LoqiRoam · 旅日記
水音の間隔をたどる
社寺、水辺、手仕事、丘の眺めをつなぎ、静けさの変化を歩いて記録した。
汐ノ宮を出て、まず住宅地の中の千代田神社へ向かった。駅から近い場所なのに、境内では町の音が一枚薄い布を隔てたように聞こえる。平安・鎌倉期の神像を伝える社の時間を背にして川へ下ると、静けさの質が変わった。汐の宮公園では橋のそばを石川が流れ、さらに川沿いを歩くと、鳥を探す人のための道としてもこの水辺が見られていることに気づく。鳥影は確かめられなくても、見上げる余白が歩く速度を落とした。向野町のこぐま商店では、手焼きのおかきという現在の手仕事に寄り道した。香ばしさの想像が、古い場所ばかりを追っていた気分をほどいた。その後は長野神社へ進み、檜皮葺きの本殿に残る古い時間を受け止め、最後に長野公園の丘へ上がった。石川、住宅地、社寺の屋根が遠ざかり、旅の始まりから続いていた音の間隔だけが静かに残った。
この旅の足跡
- 千代田神社は住宅地の中に静かに鎮まり、平安・鎌倉期の木造神像を伝えている。駅から近いのに、境内へ入ると生活音の輪郭が少し遠のくのが印象に残った。

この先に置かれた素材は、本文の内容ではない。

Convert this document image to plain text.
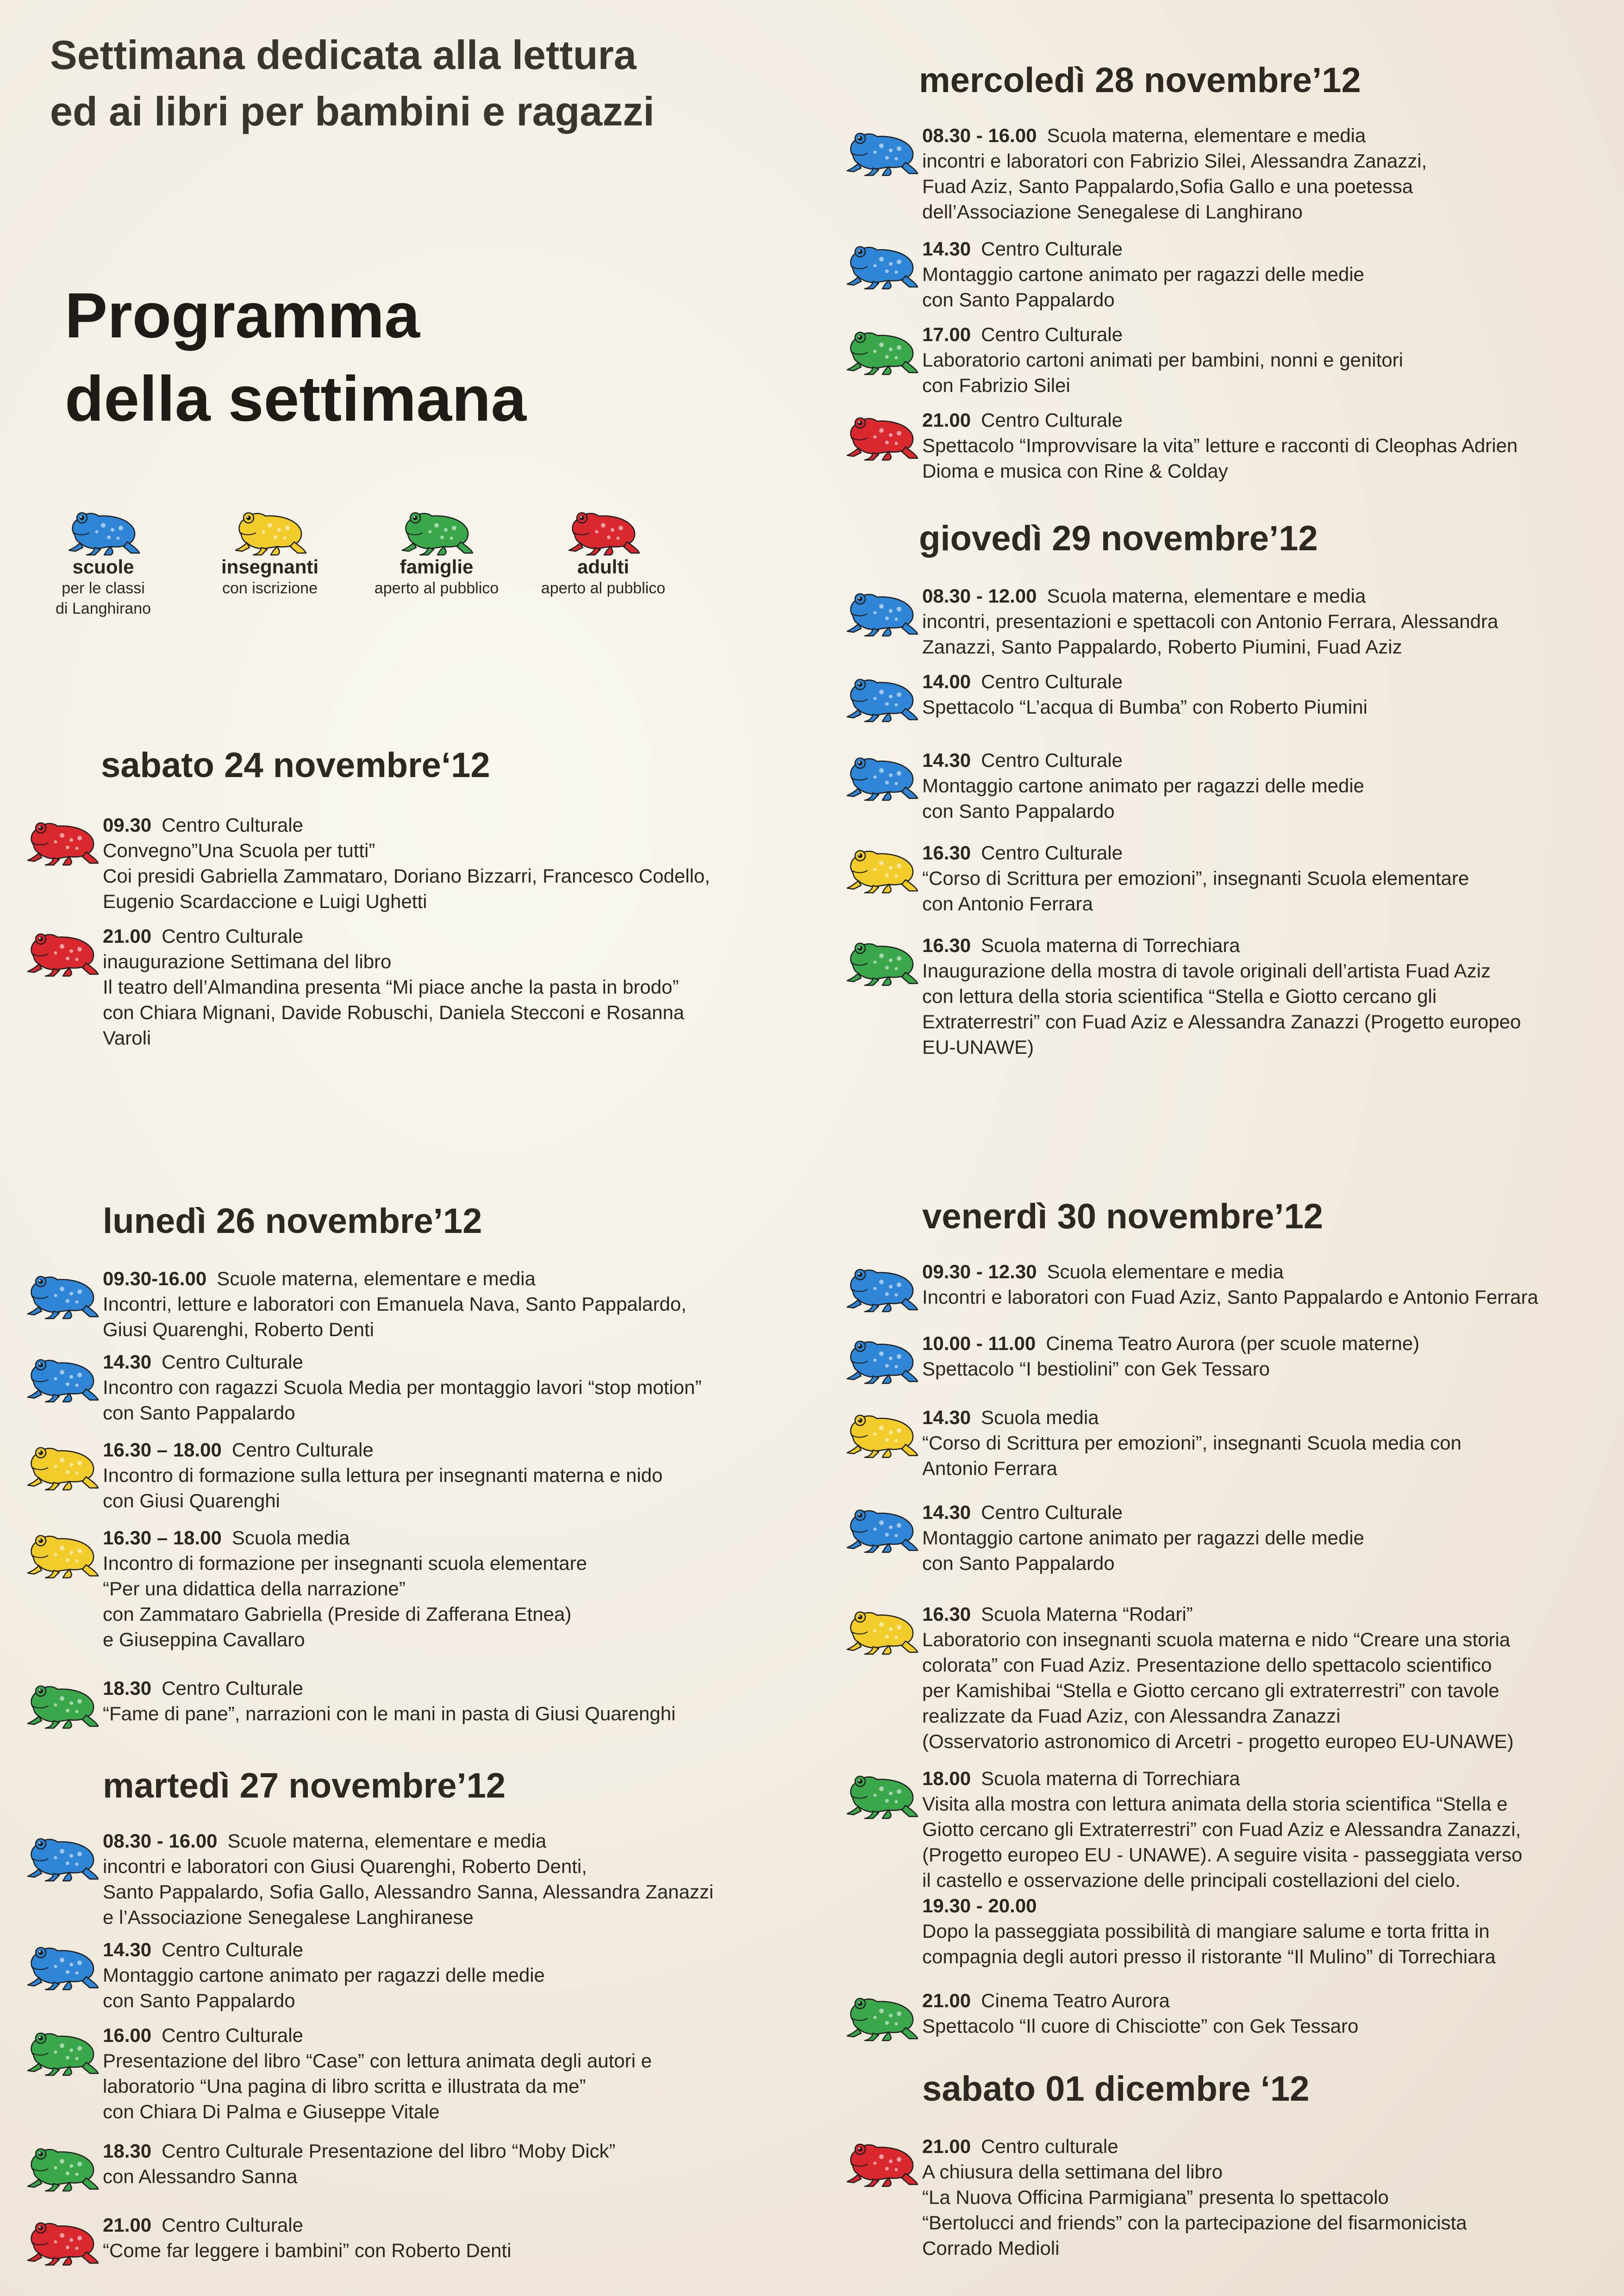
Settimana dedicata alla lettura
ed ai libri per bambini e ragazzi
Programma
della settimana
scuole
per le classi
di Langhirano
insegnanti
con iscrizione
famiglie
aperto al pubblico
adulti
aperto al pubblico
sabato 24 novembre‘12
09.30 Centro Culturale
Convegno”Una Scuola per tutti”
Coi presidi Gabriella Zammataro, Doriano Bizzarri, Francesco Codello,
Eugenio Scardaccione e Luigi Ughetti
21.00 Centro Culturale
inaugurazione Settimana del libro
Il teatro dell’Almandina presenta “Mi piace anche la pasta in brodo”
con Chiara Mignani, Davide Robuschi, Daniela Stecconi e Rosanna
Varoli
lunedì 26 novembre’12
09.30-16.00 Scuole materna, elementare e media
Incontri, letture e laboratori con Emanuela Nava, Santo Pappalardo,
Giusi Quarenghi, Roberto Denti
14.30 Centro Culturale
Incontro con ragazzi Scuola Media per montaggio lavori “stop motion”
con Santo Pappalardo
16.30 – 18.00 Centro Culturale
Incontro di formazione sulla lettura per insegnanti materna e nido
con Giusi Quarenghi
16.30 – 18.00 Scuola media
Incontro di formazione per insegnanti scuola elementare
“Per una didattica della narrazione”
con Zammataro Gabriella (Preside di Zafferana Etnea)
e Giuseppina Cavallaro
18.30 Centro Culturale
“Fame di pane”, narrazioni con le mani in pasta di Giusi Quarenghi
martedì 27 novembre’12
08.30 - 16.00 Scuole materna, elementare e media
incontri e laboratori con Giusi Quarenghi, Roberto Denti,
Santo Pappalardo, Sofia Gallo, Alessandro Sanna, Alessandra Zanazzi
e l’Associazione Senegalese Langhiranese
14.30 Centro Culturale
Montaggio cartone animato per ragazzi delle medie
con Santo Pappalardo
16.00 Centro Culturale
Presentazione del libro “Case” con lettura animata degli autori e
laboratorio “Una pagina di libro scritta e illustrata da me”
con Chiara Di Palma e Giuseppe Vitale
18.30 Centro Culturale Presentazione del libro “Moby Dick”
con Alessandro Sanna
21.00 Centro Culturale
“Come far leggere i bambini” con Roberto Denti
mercoledì 28 novembre’12
08.30 - 16.00 Scuola materna, elementare e media
incontri e laboratori con Fabrizio Silei, Alessandra Zanazzi,
Fuad Aziz, Santo Pappalardo,Sofia Gallo e una poetessa
dell’Associazione Senegalese di Langhirano
14.30 Centro Culturale
Montaggio cartone animato per ragazzi delle medie
con Santo Pappalardo
17.00 Centro Culturale
Laboratorio cartoni animati per bambini, nonni e genitori
con Fabrizio Silei
21.00 Centro Culturale
Spettacolo “Improvvisare la vita” letture e racconti di Cleophas Adrien
Dioma e musica con Rine & Colday
giovedì 29 novembre’12
08.30 - 12.00 Scuola materna, elementare e media
incontri, presentazioni e spettacoli con Antonio Ferrara, Alessandra
Zanazzi, Santo Pappalardo, Roberto Piumini, Fuad Aziz
14.00 Centro Culturale
Spettacolo “L’acqua di Bumba” con Roberto Piumini
14.30 Centro Culturale
Montaggio cartone animato per ragazzi delle medie
con Santo Pappalardo
16.30 Centro Culturale
“Corso di Scrittura per emozioni”, insegnanti Scuola elementare
con Antonio Ferrara
16.30 Scuola materna di Torrechiara
Inaugurazione della mostra di tavole originali dell’artista Fuad Aziz
con lettura della storia scientifica “Stella e Giotto cercano gli
Extraterrestri” con Fuad Aziz e Alessandra Zanazzi (Progetto europeo
EU-UNAWE)
venerdì 30 novembre’12
09.30 - 12.30 Scuola elementare e media
Incontri e laboratori con Fuad Aziz, Santo Pappalardo e Antonio Ferrara
10.00 - 11.00 Cinema Teatro Aurora (per scuole materne)
Spettacolo “I bestiolini” con Gek Tessaro
14.30 Scuola media
“Corso di Scrittura per emozioni”, insegnanti Scuola media con
Antonio Ferrara
14.30 Centro Culturale
Montaggio cartone animato per ragazzi delle medie
con Santo Pappalardo
16.30 Scuola Materna “Rodari”
Laboratorio con insegnanti scuola materna e nido “Creare una storia
colorata” con Fuad Aziz. Presentazione dello spettacolo scientifico
per Kamishibai “Stella e Giotto cercano gli extraterrestri” con tavole
realizzate da Fuad Aziz, con Alessandra Zanazzi
(Osservatorio astronomico di Arcetri - progetto europeo EU-UNAWE)
18.00 Scuola materna di Torrechiara
Visita alla mostra con lettura animata della storia scientifica “Stella e
Giotto cercano gli Extraterrestri” con Fuad Aziz e Alessandra Zanazzi,
(Progetto europeo EU - UNAWE). A seguire visita - passeggiata verso
il castello e osservazione delle principali costellazioni del cielo.
19.30 - 20.00
Dopo la passeggiata possibilità di mangiare salume e torta fritta in
compagnia degli autori presso il ristorante “Il Mulino” di Torrechiara
21.00 Cinema Teatro Aurora
Spettacolo “Il cuore di Chisciotte” con Gek Tessaro
sabato 01 dicembre ‘12
21.00 Centro culturale
A chiusura della settimana del libro
“La Nuova Officina Parmigiana” presenta lo spettacolo
“Bertolucci and friends” con la partecipazione del fisarmonicista
Corrado Medioli
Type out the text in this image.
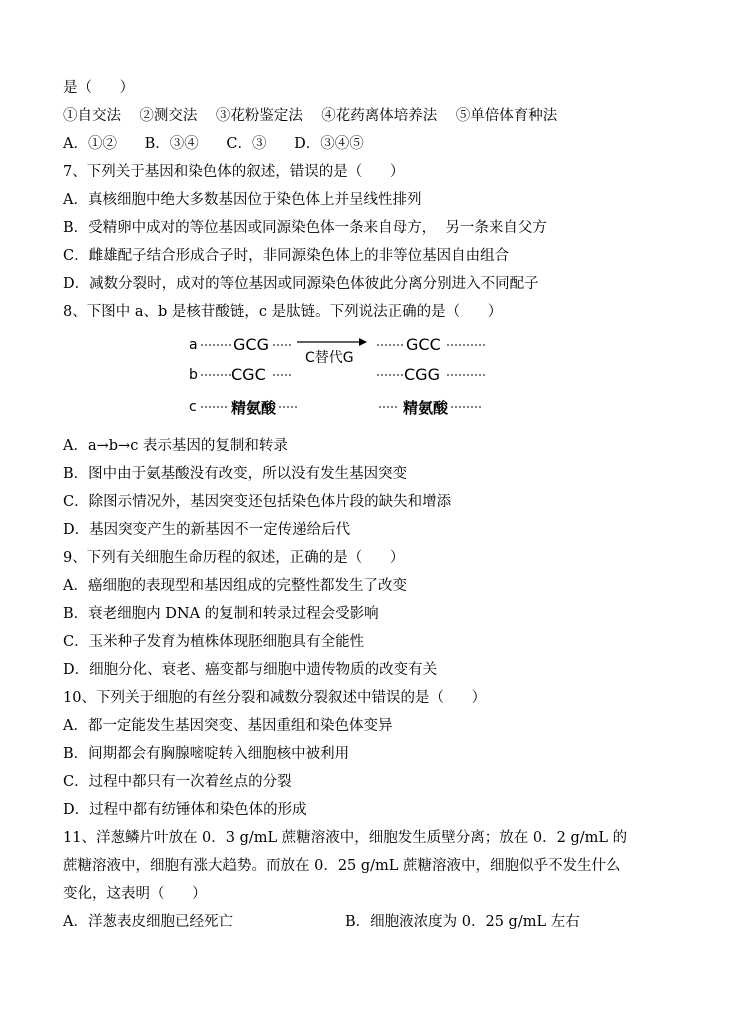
是（      ）
①自交法    ②测交法    ③花粉鉴定法    ④花药离体培养法    ⑤单倍体育种法
A．①②      B．③④      C．③      D．③④⑤
7、下列关于基因和染色体的叙述，错误的是（      ）
A．真核细胞中绝大多数基因位于染色体上并呈线性排列
B．受精卵中成对的等位基因或同源染色体一条来自母方，  另一条来自父方
C．雌雄配子结合形成合子时，非同源染色体上的非等位基因自由组合
D．减数分裂时，成对的等位基因或同源染色体彼此分离分别进入不同配子
8、下图中 a、b 是核苷酸链，c 是肽链。下列说法正确的是（      ）
a
b
c
GCG
CGC
精氨酸
C替代G
GCC
CGG
精氨酸
A．a→b→c 表示基因的复制和转录
B．图中由于氨基酸没有改变，所以没有发生基因突变
C．除图示情况外，基因突变还包括染色体片段的缺失和增添
D．基因突变产生的新基因不一定传递给后代
9、下列有关细胞生命历程的叙述，正确的是（      ）
A．癌细胞的表现型和基因组成的完整性都发生了改变
B．衰老细胞内 DNA 的复制和转录过程会受影响
C．玉米种子发育为植株体现胚细胞具有全能性
D．细胞分化、衰老、癌变都与细胞中遗传物质的改变有关
10、下列关于细胞的有丝分裂和减数分裂叙述中错误的是（      ）
A．都一定能发生基因突变、基因重组和染色体变异
B．间期都会有胸腺嘧啶转入细胞核中被利用
C．过程中都只有一次着丝点的分裂
D．过程中都有纺锤体和染色体的形成
11、洋葱鳞片叶放在 0．3 g/mL 蔗糖溶液中，细胞发生质壁分离；放在 0．2 g/mL 的
蔗糖溶液中，细胞有涨大趋势。而放在 0．25 g/mL 蔗糖溶液中，细胞似乎不发生什么
变化，这表明（      ）
A．洋葱表皮细胞已经死亡	B．细胞液浓度为 0．25 g/mL 左右
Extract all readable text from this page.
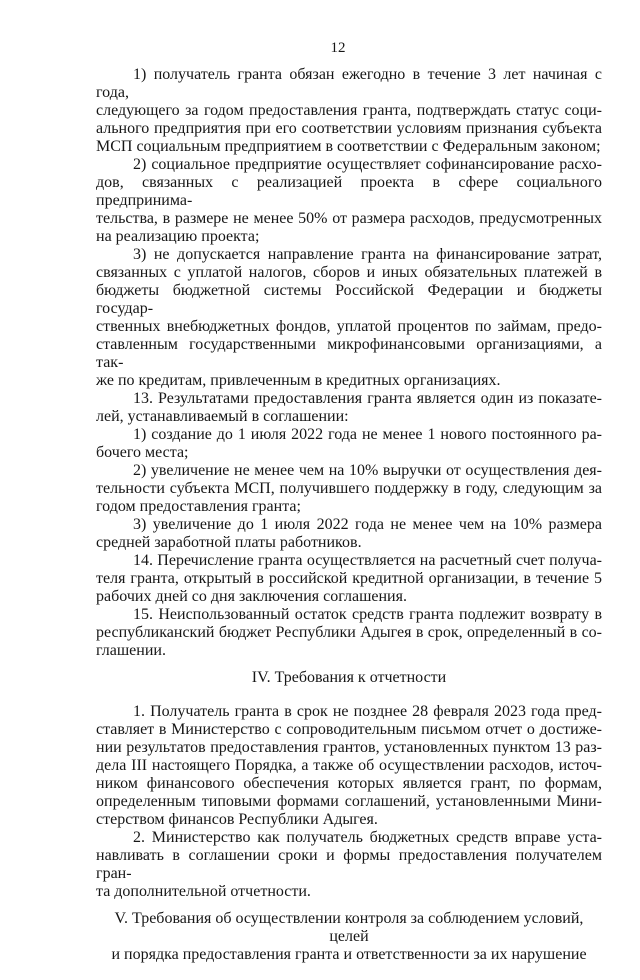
12
1) получатель гранта обязан ежегодно в течение 3 лет начиная с года,
следующего за годом предоставления гранта, подтверждать статус соци-
ального предприятия при его соответствии условиям признания субъекта
МСП социальным предприятием в соответствии с Федеральным законом;
2) социальное предприятие осуществляет софинансирование расхо-
дов, связанных с реализацией проекта в сфере социального предпринима-
тельства, в размере не менее 50% от размера расходов, предусмотренных
на реализацию проекта;
3) не допускается направление гранта на финансирование затрат,
связанных с уплатой налогов, сборов и иных обязательных платежей в
бюджеты бюджетной системы Российской Федерации и бюджеты государ-
ственных внебюджетных фондов, уплатой процентов по займам, предо-
ставленным государственными микрофинансовыми организациями, а так-
же по кредитам, привлеченным в кредитных организациях.
13. Результатами предоставления гранта является один из показате-
лей, устанавливаемый в соглашении:
1) создание до 1 июля 2022 года не менее 1 нового постоянного ра-
бочего места;
2) увеличение не менее чем на 10% выручки от осуществления дея-
тельности субъекта МСП, получившего поддержку в году, следующим за
годом предоставления гранта;
3) увеличение до 1 июля 2022 года не менее чем на 10% размера
средней заработной платы работников.
14. Перечисление гранта осуществляется на расчетный счет получа-
теля гранта, открытый в российской кредитной организации, в течение 5
рабочих дней со дня заключения соглашения.
15. Неиспользованный остаток средств гранта подлежит возврату в
республиканский бюджет Республики Адыгея в срок, определенный в со-
глашении.
IV. Требования к отчетности
1. Получатель гранта в срок не позднее 28 февраля 2023 года пред-
ставляет в Министерство с сопроводительным письмом отчет о достиже-
нии результатов предоставления грантов, установленных пунктом 13 раз-
дела III настоящего Порядка, а также об осуществлении расходов, источ-
ником финансового обеспечения которых является грант, по формам,
определенным типовыми формами соглашений, установленными Мини-
стерством финансов Республики Адыгея.
2. Министерство как получатель бюджетных средств вправе уста-
навливать в соглашении сроки и формы предоставления получателем гран-
та дополнительной отчетности.
V. Требования об осуществлении контроля за соблюдением условий, целей
и порядка предоставления гранта и ответственности за их нарушение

- 汐の宮公園は駅から徒歩約2分で、橋のそばを石川が流れる小さな公園だという。名所らしさより、ベンチの近くで川音と町の音が混ざる具合を確かめたくなった。
- 石川沿いには河内長野駅前から汐ノ宮近くまで約3.7kmの探鳥コースが紹介されている。鳥を必ず見られるとは限らないが、見上げる時間が歩幅を変えそうだと思った。
- こぐま商店は向野町で手焼きのおかきを扱い、営業時間は10時から17時と案内されている。90年続く焼きの手仕事を、旅の途中の小さな音として想像した。
- 長野神社の本殿は檜皮葺きの一間社流造りで、天文期の建築と推定されている。大きな観光地の喧騒ではなく、町の中に古い時間が立っていることに惹かれた。
- 長野公園は石川の対岸の丘にあり、市内を一望できる自然公園として案内されている。桜の名所として知られる場所をあえて季節の外から眺め、遠くの生活音まで景色に含めたい。